We studied antiretroviral-naive HIV-1-infected adults enrolled in the French Hospital Database on HIV cohort in France and who started cART between 2006 and 2011. The censoring date of the study was 31 December 2012. According to geographic origin [French natives (FRA) or sub-Saharan Africa/non-French West Indies (SSA/NFW)], sex, and HIV transmission group, we assessed 2-year Kaplan–Meier probabilities and adjusted hazard ratios (aHRs) for plasma viral load undetectability and CD4+ cell recovery, and 5-year cumulative incidences and aHRs for negative clinical outcomes (AIDS-defining event, serious non-AIDS events, or death).

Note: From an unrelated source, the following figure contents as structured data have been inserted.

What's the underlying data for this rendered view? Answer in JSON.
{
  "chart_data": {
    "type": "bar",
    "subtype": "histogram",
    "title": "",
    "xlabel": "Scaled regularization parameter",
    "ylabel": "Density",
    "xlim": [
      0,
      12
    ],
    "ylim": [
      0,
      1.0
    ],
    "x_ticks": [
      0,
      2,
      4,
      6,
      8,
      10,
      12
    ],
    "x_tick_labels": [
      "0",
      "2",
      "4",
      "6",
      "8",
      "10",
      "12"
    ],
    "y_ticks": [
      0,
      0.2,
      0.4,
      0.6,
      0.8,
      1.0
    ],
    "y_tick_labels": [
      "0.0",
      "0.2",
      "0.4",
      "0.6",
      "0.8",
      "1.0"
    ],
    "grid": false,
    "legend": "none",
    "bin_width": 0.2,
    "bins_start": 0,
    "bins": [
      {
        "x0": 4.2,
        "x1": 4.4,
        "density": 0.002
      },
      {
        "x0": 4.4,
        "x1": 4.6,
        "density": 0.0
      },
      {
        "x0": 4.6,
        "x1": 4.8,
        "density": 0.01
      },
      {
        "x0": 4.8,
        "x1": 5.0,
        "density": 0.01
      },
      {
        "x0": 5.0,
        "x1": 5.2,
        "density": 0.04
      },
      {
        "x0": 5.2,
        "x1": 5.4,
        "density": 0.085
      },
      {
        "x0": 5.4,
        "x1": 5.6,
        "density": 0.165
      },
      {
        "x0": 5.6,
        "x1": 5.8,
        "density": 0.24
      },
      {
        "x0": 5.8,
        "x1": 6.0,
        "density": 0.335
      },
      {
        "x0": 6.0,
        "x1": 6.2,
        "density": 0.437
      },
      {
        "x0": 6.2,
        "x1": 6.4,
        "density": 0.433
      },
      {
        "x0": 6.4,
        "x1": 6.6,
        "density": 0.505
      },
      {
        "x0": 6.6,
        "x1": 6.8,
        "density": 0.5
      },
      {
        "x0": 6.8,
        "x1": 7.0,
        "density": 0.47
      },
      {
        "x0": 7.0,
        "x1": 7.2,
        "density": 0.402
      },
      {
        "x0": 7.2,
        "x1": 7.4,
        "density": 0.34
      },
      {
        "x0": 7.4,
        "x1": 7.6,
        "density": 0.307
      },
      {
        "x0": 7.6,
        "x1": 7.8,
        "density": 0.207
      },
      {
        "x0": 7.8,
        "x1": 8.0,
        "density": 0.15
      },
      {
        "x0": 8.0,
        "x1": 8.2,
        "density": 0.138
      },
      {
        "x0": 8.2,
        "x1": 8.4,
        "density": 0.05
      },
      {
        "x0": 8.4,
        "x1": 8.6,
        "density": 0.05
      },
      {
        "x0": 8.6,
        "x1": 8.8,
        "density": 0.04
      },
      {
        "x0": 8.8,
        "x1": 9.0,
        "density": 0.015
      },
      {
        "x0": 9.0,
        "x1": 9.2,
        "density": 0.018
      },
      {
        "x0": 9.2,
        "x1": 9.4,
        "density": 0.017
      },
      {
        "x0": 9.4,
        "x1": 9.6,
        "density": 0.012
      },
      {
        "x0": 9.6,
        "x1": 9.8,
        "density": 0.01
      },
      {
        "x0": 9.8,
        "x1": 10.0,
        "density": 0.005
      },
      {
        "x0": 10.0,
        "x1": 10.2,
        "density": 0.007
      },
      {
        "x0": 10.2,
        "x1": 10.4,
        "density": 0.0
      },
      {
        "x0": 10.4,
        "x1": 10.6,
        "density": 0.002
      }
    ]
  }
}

Of 9746 eligible individuals, 7297 (74.9%) were FRA and 2449 (25.1%) were sub-Saharan Africa/non-French West Indies migrants. More migrants (38.1%) than nonmigrants (27.5%) started cART with a CD4+ cell count less than 200/μl (P < 0.0001). By comparison with FRA MSM, nonhomosexual men, whatever their geographic origin, had lower aHRs for viral undetectability; all patient groups, particularly migrants, had lower aHRs for CD4+ cell recovery than FRA MSM; aHRs for negative clinical outcome (360 new AIDS-defining events, 1376 serious non-AIDS events, 38 deaths) were also higher in nonhomosexual men, regardless of geographic origin. Preexisting AIDS status, a lower CD4+ cell count and older age at cART initiation had the biggest impact on changes between the crude and aHRs of clinical outcomes.


Compared with FRA MSM, all migrants had a lower likelihood of CD4+ cell recovery, and nonhomosexual men had a higher likelihood of negative virological and clinical outcomes.